For Me, PTSD and Nightmares Led to Difficulty Sleeping
I endured severe abuse as a child, resulting in horrific nightmares haunting my sleep. I forced myself to stay awake at night and missed countless days of school due to exhaustion. I was in the second grade when my mother talked about my difficulty sleeping with our family doctor. They talked about what causes insomnia. Almost all cases with children are stress related, but she was vague about trouble at home.
PTSD and Nightmares
My experience with insomnia is unique. It’s been a permanent fixture in my life for three decades. After the child abuse, came years of social isolation and the deaths of half my family. By seventeen, I was homeless, orphaned… living in my late father’s car. Plagued with undiagnosed anxiety disorders and PTSD, I was confused and suicidal.

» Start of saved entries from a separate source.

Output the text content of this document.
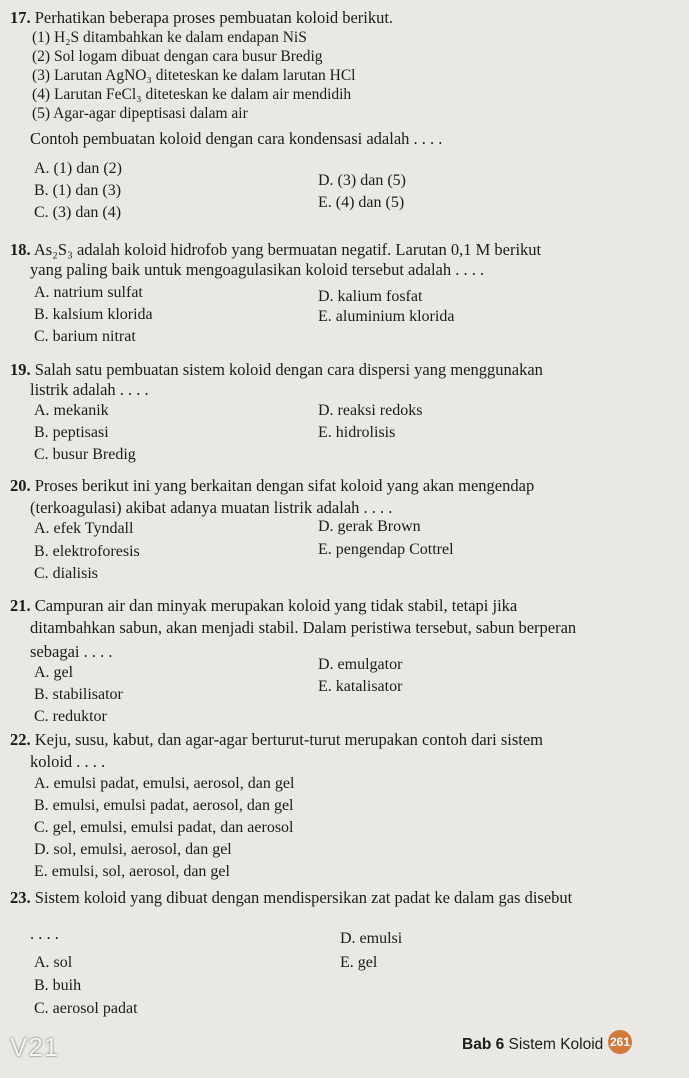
17. Perhatikan beberapa proses pembuatan koloid berikut.
(1) H₂S ditambahkan ke dalam endapan NiS
(2) Sol logam dibuat dengan cara busur Bredig
(3) Larutan AgNO₃ diteteskan ke dalam larutan HCl
(4) Larutan FeCl₃ diteteskan ke dalam air mendidih
(5) Agar-agar dipeptisasi dalam air
Contoh pembuatan koloid dengan cara kondensasi adalah . . . .
A. (1) dan (2)
B. (1) dan (3)
C. (3) dan (4)
D. (3) dan (5)
E. (4) dan (5)
18. As₂S₃ adalah koloid hidrofob yang bermuatan negatif. Larutan 0,1 M berikut
yang paling baik untuk mengoagulasikan koloid tersebut adalah . . . .
A. natrium sulfat
B. kalsium klorida
C. barium nitrat
D. kalium fosfat
E. aluminium klorida
19. Salah satu pembuatan sistem koloid dengan cara dispersi yang menggunakan
listrik adalah . . . .
A. mekanik
B. peptisasi
C. busur Bredig
D. reaksi redoks
E. hidrolisis
20. Proses berikut ini yang berkaitan dengan sifat koloid yang akan mengendap
(terkoagulasi) akibat adanya muatan listrik adalah . . . .
A. efek Tyndall
B. elektroforesis
C. dialisis
D. gerak Brown
E. pengendap Cottrel
21. Campuran air dan minyak merupakan koloid yang tidak stabil, tetapi jika
ditambahkan sabun, akan menjadi stabil. Dalam peristiwa tersebut, sabun berperan
sebagai . . . .
A. gel
B. stabilisator
C. reduktor
D. emulgator
E. katalisator
22. Keju, susu, kabut, dan agar-agar berturut-turut merupakan contoh dari sistem
koloid . . . .
A. emulsi padat, emulsi, aerosol, dan gel
B. emulsi, emulsi padat, aerosol, dan gel
C. gel, emulsi, emulsi padat, dan aerosol
D. sol, emulsi, aerosol, dan gel
E. emulsi, sol, aerosol, dan gel
23. Sistem koloid yang dibuat dengan mendispersikan zat padat ke dalam gas disebut
. . . .
A. sol
B. buih
C. aerosol padat
D. emulsi
E. gel
V21	Bab 6 Sistem Koloid 261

My nightmares were realistic and terrifying, so I forced myself to stay awake for days at a time. Sleep deprivation eventually forced the nightmares into my waking hours, through audio and visual hallucinations. I thought I was going insane, and my lack of sleep had a lot to do with that.
What Causes Insomnia?
Insomnia can have physical origins like Apnea, but more than half the people, diagnosed with insomnia, suffer from anxiety disorders, depression, or other psychological issues. This is a complicated matter, because the insomnia stems from disorders that worsen with lack of sleep.
Insomnia and Suicide
I struggled with my will to live for twenty years. I overcame my suicidal thoughts, but when this was an issue, I always came closest to death when I hadn’t slept in a few days. Insomnia can definitely inhibit my mental health recovery, so I remain vigilant in my efforts to get enough sleep.
What I’ve Learned
Medication is one way to control sleep issues. With someone like me, what causes insomnia in the first place needs to be the foundation of any treatment plan. Many anti-depressants and mood stabilizers, that I’ve used to treat my psychological disorders, promote sleep as an added benefit.

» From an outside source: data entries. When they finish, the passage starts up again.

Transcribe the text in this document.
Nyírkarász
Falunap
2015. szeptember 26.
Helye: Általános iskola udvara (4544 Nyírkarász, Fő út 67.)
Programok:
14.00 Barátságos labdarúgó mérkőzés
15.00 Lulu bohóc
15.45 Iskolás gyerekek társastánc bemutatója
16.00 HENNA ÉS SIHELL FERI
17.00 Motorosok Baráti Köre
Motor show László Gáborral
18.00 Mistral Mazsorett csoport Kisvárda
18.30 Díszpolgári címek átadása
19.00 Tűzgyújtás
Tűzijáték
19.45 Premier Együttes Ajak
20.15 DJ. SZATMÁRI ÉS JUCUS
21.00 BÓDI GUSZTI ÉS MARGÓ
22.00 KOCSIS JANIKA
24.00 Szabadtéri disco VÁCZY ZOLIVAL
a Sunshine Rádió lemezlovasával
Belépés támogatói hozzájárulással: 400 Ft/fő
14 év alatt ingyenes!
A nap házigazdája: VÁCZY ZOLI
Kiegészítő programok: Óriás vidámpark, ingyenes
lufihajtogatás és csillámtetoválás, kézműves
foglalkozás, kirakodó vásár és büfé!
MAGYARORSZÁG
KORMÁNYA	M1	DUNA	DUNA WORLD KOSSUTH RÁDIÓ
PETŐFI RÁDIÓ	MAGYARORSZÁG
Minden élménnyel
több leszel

Pharmaceuticals aside, there are many things you can do to improve your sleep. If you have difficulty sleeping, you should avoid caffeine, nicotine, and alcohol… especially close to bedtime. You should also avoid reading or watching television in bed to help your sub-conscience recognize the bed as a place for sleep.
Keeping a fixed routine is beneficial. Go to bed and wake up at the same times, even on weekends. Diet and exercise are crucial too. Getting enough sleep has never been a problem when I’m following a regular exercise routine and eating healthy. Finally, always seek help from a professional if your difficulty sleeping affects the quality of your life.